The NSA is altering its email collection program.

Getty Images

Americans' emails and texts may soon get a little more private.

The US National Security Agency plans to stop gathering Americans' texts and emails with contacts overseas that include mention of a foreigner under surveillance.

The government has argued that such surveillance is necessary to find people with links to terrorism and other activities that threaten security. But advocates of privacy and civil liberties have argued that it violates Americans' rights.

The collection is part of the NSA's controversial Upstream program, which was first revealed to the public when former NSA contractor Edward Snowden revealed its existence to journalists in 2013. The program is legally sanctioned by Section 702 of the FISA Amendments Act, a bill that's up for renewal this year. Privacy-minded lawmakers are preparing to fight for changes to the program.

For now, the program will scoop up a little bit less information on Americans.

"After a comprehensive review of mission needs, current technological constraints, United States person privacy interests, and certain difficulties in implementation, NSA has decided to stop some of its activities conducted under Section 702," the NSA said in a statement Friday.

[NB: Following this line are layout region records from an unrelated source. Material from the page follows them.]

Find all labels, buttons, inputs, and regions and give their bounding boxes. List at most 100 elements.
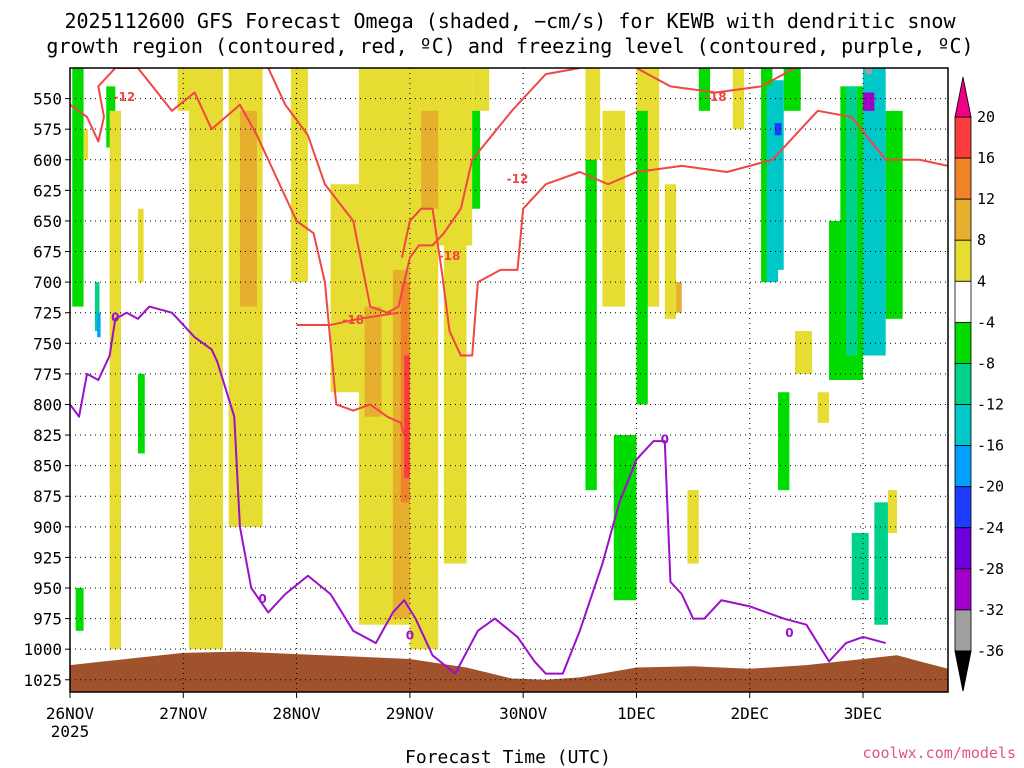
omega-cell-53 xyxy=(885,110,903,319)
dgz-contour-label-3: -18 xyxy=(705,90,727,104)
x-tick-label-2: 28NOV xyxy=(272,704,321,723)
colorbar-label-6: -8 xyxy=(977,354,995,372)
colorbar-bottom-arrow xyxy=(954,650,972,692)
colorbar-bin--32 xyxy=(954,568,972,611)
y-tick-label-4: 650 xyxy=(33,212,62,231)
colorbar-label-4: 4 xyxy=(977,272,986,290)
x-tick-label-1: 27NOV xyxy=(159,704,208,723)
freezing-level-label-1: 0 xyxy=(258,592,266,606)
colorbar-label-10: -24 xyxy=(977,519,1004,537)
colorbar-top-arrow xyxy=(954,76,972,118)
colorbar: 20 16 12 8 4 -4 -8 -12 -16 -20 -24 -28 -32 -36 xyxy=(954,76,1004,692)
colorbar-bin--12 xyxy=(954,363,972,405)
omega-cell-28 xyxy=(585,159,597,491)
omega-cell-34 xyxy=(676,282,682,313)
terrain-layer xyxy=(70,651,948,692)
y-tick-label-14: 900 xyxy=(33,518,62,537)
colorbar-bin-4 xyxy=(954,239,972,282)
y-tick-label-7: 725 xyxy=(33,304,62,323)
omega-cell-50 xyxy=(868,68,881,307)
dgz-contour-4 xyxy=(296,311,399,326)
omega-cell-35 xyxy=(687,490,699,564)
x-tick-label-6: 2DEC xyxy=(730,704,769,723)
y-tick-label-12: 850 xyxy=(33,457,62,476)
chart-title-line-1: 2025112600 GFS Forecast Omega (shaded, −… xyxy=(64,9,956,33)
x-tick-label-7: 3DEC xyxy=(844,704,883,723)
colorbar-label-7: -12 xyxy=(977,396,1004,414)
omega-cell-0 xyxy=(72,68,84,307)
plot-frame xyxy=(69,67,949,693)
colorbar-label-0: 20 xyxy=(977,108,995,126)
x-tick-label-0: 26NOV xyxy=(46,704,95,723)
omega-cell-3 xyxy=(94,282,100,332)
omega-cell-6 xyxy=(109,110,121,650)
omega-cell-14 xyxy=(290,68,308,283)
colorbar-bin--4 xyxy=(954,280,972,323)
y-axis-ticks: 550 575 600 625 650 675 700 725 750 775 800 825 850 8… xyxy=(23,90,70,690)
omega-cell-15 xyxy=(330,184,359,393)
omega-cell-40 xyxy=(772,80,784,270)
omega-cell-45 xyxy=(817,392,830,423)
colorbar-bin--16 xyxy=(954,404,972,447)
y-tick-label-9: 775 xyxy=(33,365,62,384)
y-tick-label-2: 600 xyxy=(33,151,62,170)
terrain-area xyxy=(70,651,948,692)
y-tick-label-19: 1025 xyxy=(23,671,62,690)
dgz-contour-1 xyxy=(400,109,948,357)
colorbar-bin--24 xyxy=(954,486,972,529)
omega-cell-8 xyxy=(137,373,145,454)
y-tick-label-5: 675 xyxy=(33,243,62,262)
colorbar-label-3: 8 xyxy=(977,231,986,249)
omega-cell-20 xyxy=(404,355,412,478)
colorbar-bin-12 xyxy=(954,157,972,200)
dgz-contour-label-0: -12 xyxy=(114,90,136,104)
y-tick-label-13: 875 xyxy=(33,487,62,506)
dgz-contour-3 xyxy=(635,68,796,94)
freezing-level-label-3: 0 xyxy=(661,433,669,447)
x-axis-ticks: 26NOV 27NOV 28NOV 29NOV 30NOV 1DEC 2DEC 3DEC xyxy=(46,692,882,723)
omega-cell-2 xyxy=(83,129,89,160)
omega-cell-29 xyxy=(602,110,626,307)
freezing-level-contour xyxy=(70,305,886,675)
y-tick-label-10: 800 xyxy=(33,395,62,414)
dgz-contour-2 xyxy=(267,68,580,314)
omega-cell-27 xyxy=(585,68,601,160)
colorbar-bin--8 xyxy=(954,321,972,364)
omega-cell-42 xyxy=(783,68,801,111)
omega-cell-32 xyxy=(636,110,648,405)
colorbar-bin--36 xyxy=(954,609,972,652)
omega-cell-24 xyxy=(443,233,467,564)
omega-cell-41 xyxy=(774,123,782,136)
dgz-contour-label-4: -18 xyxy=(342,313,364,327)
colorbar-bin--28 xyxy=(954,527,972,570)
x-tick-label-3: 29NOV xyxy=(386,704,435,723)
colorbar-label-1: 16 xyxy=(977,149,995,167)
omega-cell-44 xyxy=(795,331,813,374)
omega-cell-4 xyxy=(97,312,101,338)
omega-cell-43 xyxy=(778,392,790,491)
dgz-contour-0 xyxy=(70,68,406,436)
omega-cell-23 xyxy=(421,110,439,209)
y-tick-label-17: 975 xyxy=(33,610,62,629)
x-year-label: 2025 xyxy=(51,722,90,741)
y-tick-label-3: 625 xyxy=(33,181,62,200)
freezing-level-label-0: 0 xyxy=(111,310,119,324)
dgz-contour-label-2: -18 xyxy=(439,249,461,263)
omega-cell-25 xyxy=(472,68,490,111)
omega-cell-48 xyxy=(846,86,858,356)
y-tick-label-15: 925 xyxy=(33,548,62,567)
chart-title-line-2: growth region (contoured, red, ºC) and f… xyxy=(46,34,973,58)
colorbar-bin-8 xyxy=(954,198,972,241)
omega-cell-37 xyxy=(732,68,745,130)
freezing-level-label-4: 0 xyxy=(785,626,793,640)
freezing-level-label-2: 0 xyxy=(406,628,414,642)
dgz-contour-label-1: -12 xyxy=(507,172,529,186)
y-tick-label-11: 825 xyxy=(33,426,62,445)
y-tick-label-0: 550 xyxy=(33,90,62,109)
colorbar-bin-16 xyxy=(954,116,972,159)
omega-cell-9 xyxy=(177,68,189,111)
x-tick-label-5: 1DEC xyxy=(617,704,656,723)
omega-cell-13 xyxy=(239,110,257,307)
credit-link[interactable]: coolwx.com/models xyxy=(862,744,1016,762)
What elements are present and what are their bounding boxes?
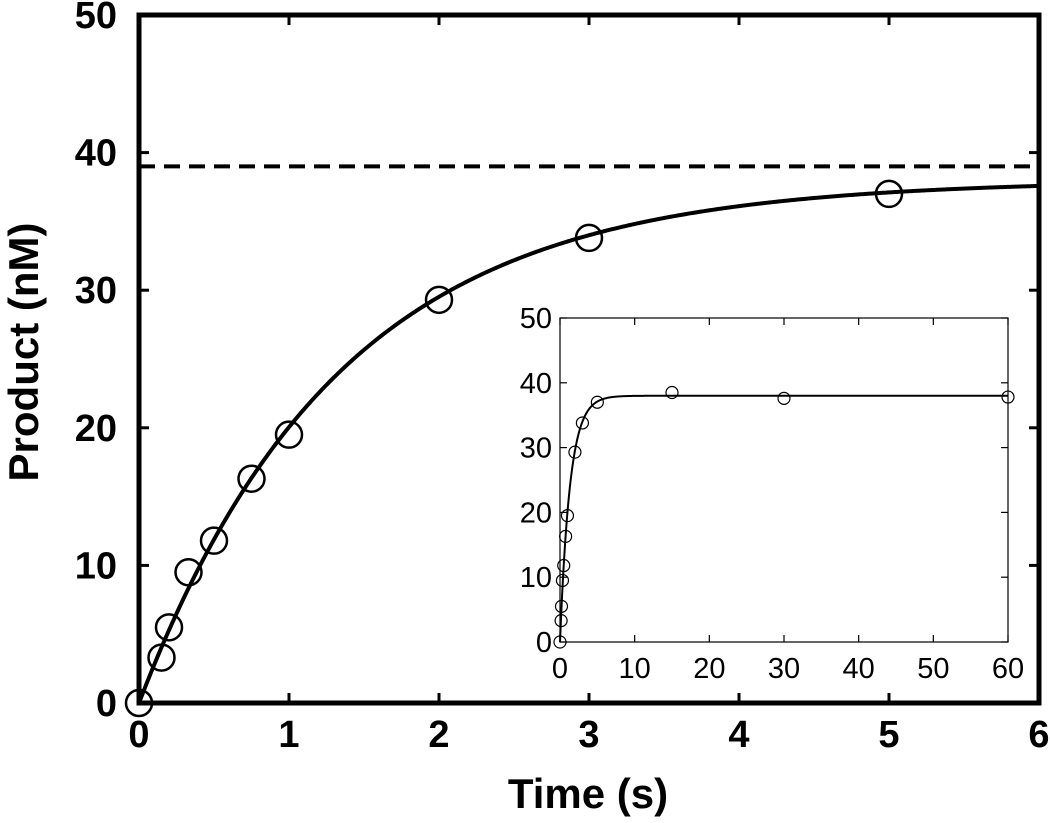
- main-fit-curve: [137, 183, 1040, 704]
- inset-plot-frame: [559, 317, 1009, 643]
- main-y-tick-label: 0: [96, 683, 117, 725]
- main-data-point: [237, 464, 266, 493]
- x-axis-title: Time (s): [508, 770, 668, 817]
- main-data-point: [424, 285, 454, 315]
- inset-x-tick-label: 0: [552, 653, 568, 685]
- inset-y-tick-label: 50: [520, 303, 552, 335]
- main-data-point: [199, 526, 229, 555]
- main-y-tick-label: 50: [75, 0, 117, 37]
- main-x-tick-label: 0: [128, 714, 149, 756]
- inset-data-point: [575, 416, 590, 430]
- main-y-tick-label: 40: [75, 133, 117, 175]
- main-y-tick-label: 20: [75, 408, 117, 450]
- inset-y-tick-label: 0: [536, 627, 552, 659]
- inset-x-tick-label: 50: [917, 653, 949, 685]
- inset-y-tick-label: 40: [520, 368, 552, 400]
- main-data-point: [124, 688, 154, 718]
- main-x-tick-label: 6: [1028, 714, 1049, 756]
- main-x-tick-label: 2: [428, 714, 449, 756]
- inset-x-tick-label: 10: [619, 653, 651, 685]
- main-data-point: [274, 420, 304, 449]
- main-x-tick-label: 1: [278, 714, 299, 756]
- main-data-point: [154, 613, 184, 642]
- inset-x-tick-label: 20: [693, 653, 725, 685]
- inset-data-point: [665, 385, 679, 400]
- inset-y-tick-label: 30: [520, 433, 552, 465]
- inset-data-point: [1001, 390, 1015, 404]
- inset-data-point: [777, 391, 791, 405]
- main-x-tick-label: 5: [878, 714, 899, 756]
- inset-y-tick-label: 20: [520, 497, 552, 529]
- main-x-tick-label: 4: [728, 714, 749, 756]
- inset-x-tick-label: 30: [768, 653, 800, 685]
- inset-fit-curve: [559, 394, 1009, 643]
- inset-x-tick-label: 60: [992, 653, 1024, 685]
- inset-data-point: [590, 395, 604, 409]
- inset-x-tick-label: 40: [843, 653, 875, 685]
- inset-plot: 0 10 20 30 40 50 60 0 10 20 30 40 50: [520, 303, 1024, 685]
- main-y-tick-label: 10: [75, 545, 117, 587]
- main-y-tick-label: 30: [75, 270, 117, 312]
- main-x-tick-label: 3: [578, 714, 599, 756]
- y-axis-title: Product (nM): [0, 223, 47, 482]
- inset-y-tick-label: 10: [520, 562, 552, 594]
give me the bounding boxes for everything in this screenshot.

According to The New York Times, these "difficulties in implementation" could refer to problems the NSA was having weeding out irrelevant emails from its collections, as required by law. This was logistically difficult to do, because internet service providers tend to "bundle" up communications in chunks of data and send them across the internet together.

The NSA's bulk collection of internet communications will continue, and this can include any emails sent by Americans that leave the United States.

"While the NSA's policy change will curb some of the most egregious abuses under the statute, it is at best a partial fix," Neema Singh Guliani, legislative counsel with the American Civil Liberties Union, said in a statement. "Congress should take steps to ensure such practices are never resurrected and end policies that permit broad, warrantless surveillance."

First published Apr. 28, 2017, 11:46 a.m. PT.
Update, 12:25 p.m.: Adds comment from the NSA and background information.